Updated 2231 GMT (0631 HKT) January 6, 2021
Supporters of President Donald Trump breached the US Capitol on Wednesday while Congress was meeting to certify the Electoral College’s votes for president and vice president.
The Capitol was put on lockdown and the certification vote was paused after the rioters stormed the building. Vice President Mike Pence was safely evacuated from the Capitol. Congressional leadership is safe and will be taken to Fort McNair, a nearby Army base, according to a federal law enforcement official.
The stunning display of insurrection was the first time the US Capitol had been breached since the British attacked and burned the building in August of 1814, during the War of 1812, according to Samuel Holliday, director of scholarship and operations with the US Capitol Historical Society.

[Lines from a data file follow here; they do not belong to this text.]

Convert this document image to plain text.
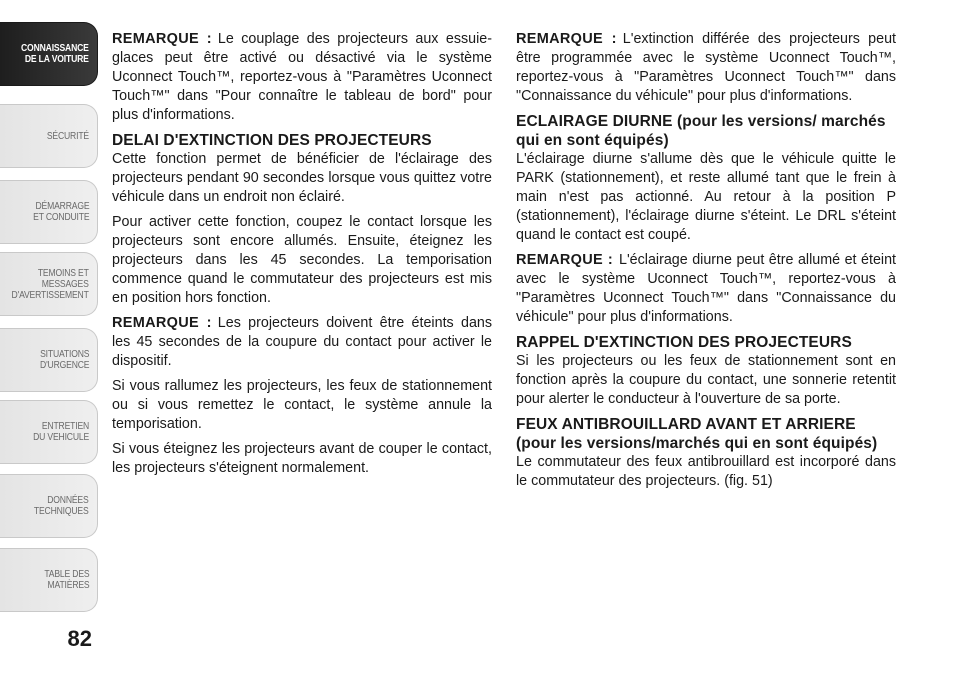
CONNAISSANCE
DE LA VOITURE
SÉCURITÉ
DÉMARRAGE
ET CONDUITE
TEMOINS ET
MESSAGES
D'AVERTISSEMENT
SITUATIONS
D'URGENCE
ENTRETIEN
DU VEHICULE
DONNÉES
TECHNIQUES
TABLE DES
MATIÈRES
82

REMARQUE : Le couplage des projecteurs aux essuie-glaces peut être activé ou désactivé via le système Uconnect Touch™, reportez-vous à "Paramètres Uconnect Touch™" dans "Pour connaître le tableau de bord" pour plus d'informations.

DELAI D'EXTINCTION DES PROJECTEURS

Cette fonction permet de bénéficier de l'éclairage des projecteurs pendant 90 secondes lorsque vous quittez votre véhicule dans un endroit non éclairé.

Pour activer cette fonction, coupez le contact lorsque les projecteurs sont encore allumés. Ensuite, éteignez les projecteurs dans les 45 secondes. La temporisation commence quand le commutateur des projecteurs est mis en position hors fonction.

REMARQUE : Les projecteurs doivent être éteints dans les 45 secondes de la coupure du contact pour activer le dispositif.

Si vous rallumez les projecteurs, les feux de stationnement ou si vous remettez le contact, le système annule la temporisation.

Si vous éteignez les projecteurs avant de couper le contact, les projecteurs s'éteignent normalement.

REMARQUE : L'extinction différée des projecteurs peut être programmée avec le système Uconnect Touch™, reportez-vous à "Paramètres Uconnect Touch™" dans "Connaissance du véhicule" pour plus d'informations.

ECLAIRAGE DIURNE (pour les versions/ marchés qui en sont équipés)

L'éclairage diurne s'allume dès que le véhicule quitte le PARK (stationnement), et reste allumé tant que le frein à main n'est pas actionné. Au retour à la position P (stationnement), l'éclairage diurne s'éteint. Le DRL s'éteint quand le contact est coupé.

REMARQUE : L'éclairage diurne peut être allumé et éteint avec le système Uconnect Touch™, reportez-vous à "Paramètres Uconnect Touch™" dans "Connaissance du véhicule" pour plus d'informations.

RAPPEL D'EXTINCTION DES PROJECTEURS

Si les projecteurs ou les feux de stationnement sont en fonction après la coupure du contact, une sonnerie retentit pour alerter le conducteur à l'ouverture de sa porte.

FEUX ANTIBROUILLARD AVANT ET ARRIERE (pour les versions/marchés qui en sont équipés)

Le commutateur des feux antibrouillard est incorporé dans le commutateur des projecteurs. (fig. 51)
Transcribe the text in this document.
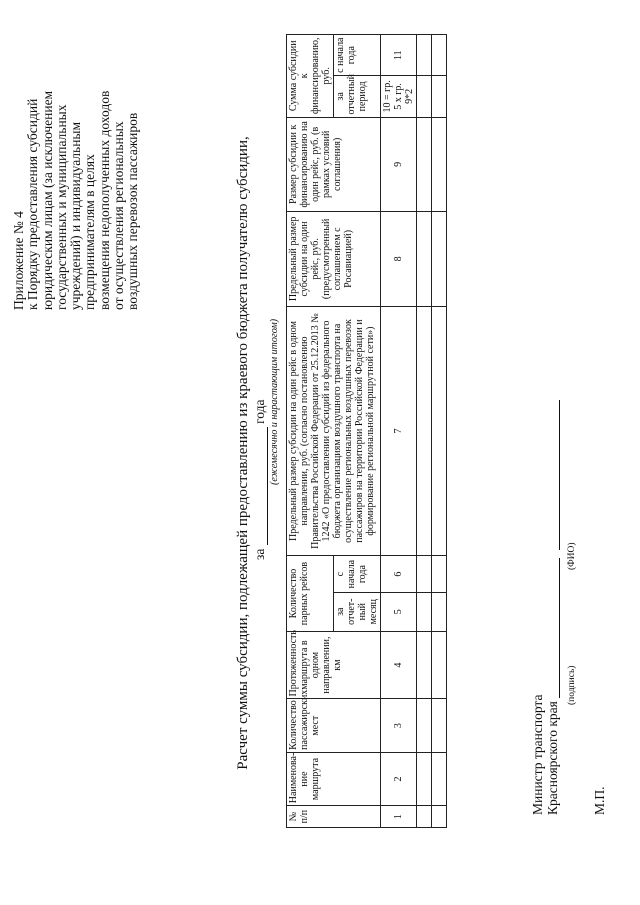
Приложение № 4 к Порядку предоставления субсидий юридическим лицам (за исключением государственных и муниципальных учреждений) и индивидуальным предпринимателям в целях возмещения недополученных доходов от осуществления региональных воздушных перевозок пассажиров	Расчет суммы субсидии, подлежащей предоставлению из краевого бюджета получателю субсидии, за  года (ежемесячно и нарастающим итогом)
№ п/п	Наименова-ние маршрута	Количество пассажирских мест	Протяженность маршрута в одном направлении, км	Количество парных рейсов		Предельный размер субсидии на один рейс в одном направлении, руб. (согласно постановлению Правительства Российской Федерации от 25.12.2013 № 1242 «О предоставлении субсидий из федерального бюджета организациям воздушного транспорта на осуществление региональных воздушных перевозок пассажиров на территории Российской Федерации и формирование региональной маршрутной сети»)	Предельный размер субсидии на один рейс, руб. (предусмотренный соглашением с Росавиацией)	Размер субсидии к финансированию на один рейс, руб. (в рамках условий соглашения)	Сумма субсидии к финансированию, руб.	
				за отчет-ный месяц	с начала года				за отчетный период	с начала года
1	2	3	4	5	6	7	8	9	10 = гр. 5 х гр. 9*2	11

Министр транспорта Красноярского края
(подпись)
(ФИО)
М.П.
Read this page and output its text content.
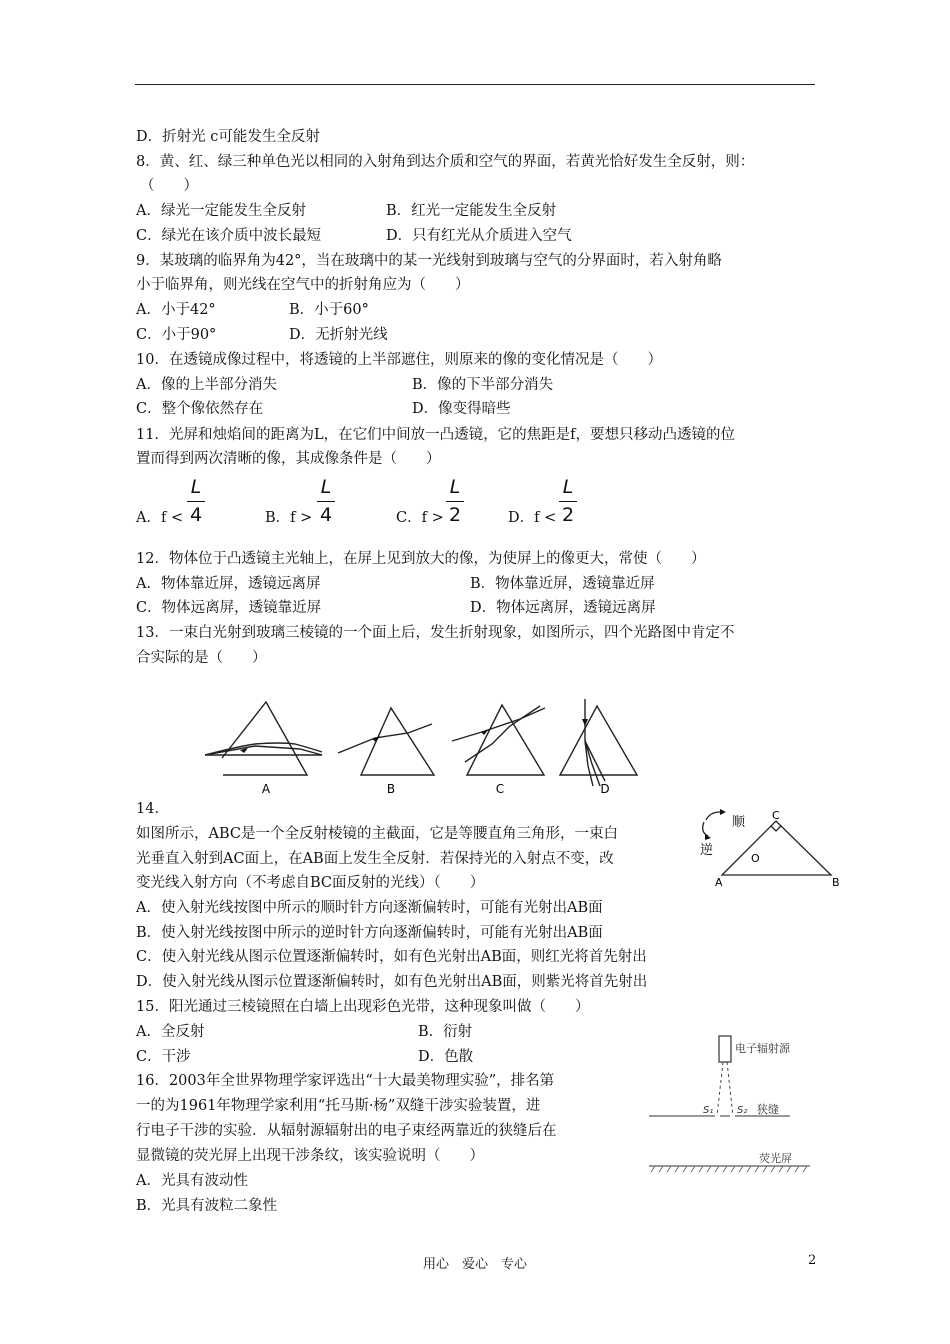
D．折射光 c可能发生全反射
8．黄、红、绿三种单色光以相同的入射角到达介质和空气的界面，若黄光恰好发生全反射，则：
（　　）
A．绿光一定能发生全反射	B．红光一定能发生全反射
C．绿光在该介质中波长最短	D．只有红光从介质进入空气
9．某玻璃的临界角为42°，当在玻璃中的某一光线射到玻璃与空气的分界面时，若入射角略
小于临界角，则光线在空气中的折射角应为（　　）
A．小于42°	B．小于60°
C．小于90°	D．无折射光线
10．在透镜成像过程中，将透镜的上半部遮住，则原来的像的变化情况是（　　）
A．像的上半部分消失	B．像的下半部分消失
C．整个像依然存在	D．像变得暗些
11．光屏和烛焰间的距离为L，在它们中间放一凸透镜，它的焦距是f，要想只移动凸透镜的位
置而得到两次清晰的像，其成像条件是（　　）
A．f <
L
4	B．f >
L
4	C．f >
L
2	D．f <
L
2
12．物体位于凸透镜主光轴上，在屏上见到放大的像，为使屏上的像更大，常使（　　）
A．物体靠近屏，透镜远离屏	B．物体靠近屏，透镜靠近屏
C．物体远离屏，透镜靠近屏	D．物体远离屏，透镜远离屏
13．一束白光射到玻璃三棱镜的一个面上后，发生折射现象，如图所示，四个光路图中肯定不
合实际的是（　　）
A	B	C	D
14．
如图所示，ABC是一个全反射棱镜的主截面，它是等腰直角三角形，一束白
光垂直入射到AC面上，在AB面上发生全反射．若保持光的入射点不变，改
变光线入射方向（不考虑自BC面反射的光线）（　　）
A．使入射光线按图中所示的顺时针方向逐渐偏转时，可能有光射出AB面
B．使入射光线按图中所示的逆时针方向逐渐偏转时，可能有光射出AB面
C．使入射光线从图示位置逐渐偏转时，如有色光射出AB面，则红光将首先射出
D．使入射光线从图示位置逐渐偏转时，如有色光射出AB面，则紫光将首先射出
A	B
C
O
顺
逆
15．阳光通过三棱镜照在白墙上出现彩色光带，这种现象叫做（　　）
A．全反射	B．衍射
C．干涉	D．色散
16．2003年全世界物理学家评选出“十大最美物理实验”，排名第
一的为1961年物理学家利用“托马斯·杨”双缝干涉实验装置，进
行电子干涉的实验．从辐射源辐射出的电子束经两靠近的狭缝后在
显微镜的荧光屏上出现干涉条纹，该实验说明（　　）
A．光具有波动性
B．光具有波粒二象性
电子辐射源
S₁ S₂ 狭缝
荧光屏
用心　爱心　专心	2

Congress’ counting of electoral votes is typically little more than an afterthought. But Wednesday’s joint session was expected to be a contentious affair that would last late into the evening and possibly on Thursday. Some Republicans are objecting to the count and delaying the inevitable certification of President-elect Joe Biden’s win.
Their push is destined to fail. Democrats and a significant number of Republicans are planning to vote down all of the objections in both the House and the Senate, saying it is a hopeless attempt to reverse the election outcome. Senate Majority Leader Mitch McConnell has already delivered a forceful rebuke of Trump’s baseless claims of widespread election fraud, warning his fellow Republicans that failing to certify the election results could “damage our republic forever.”
Trump and his campaign have been pushing baseless and false conspiracy theories that the election was rigged against him. The President and his allies lost dozens of lawsuits across the country that claimed fraud and challenged the constitutionality of state election laws.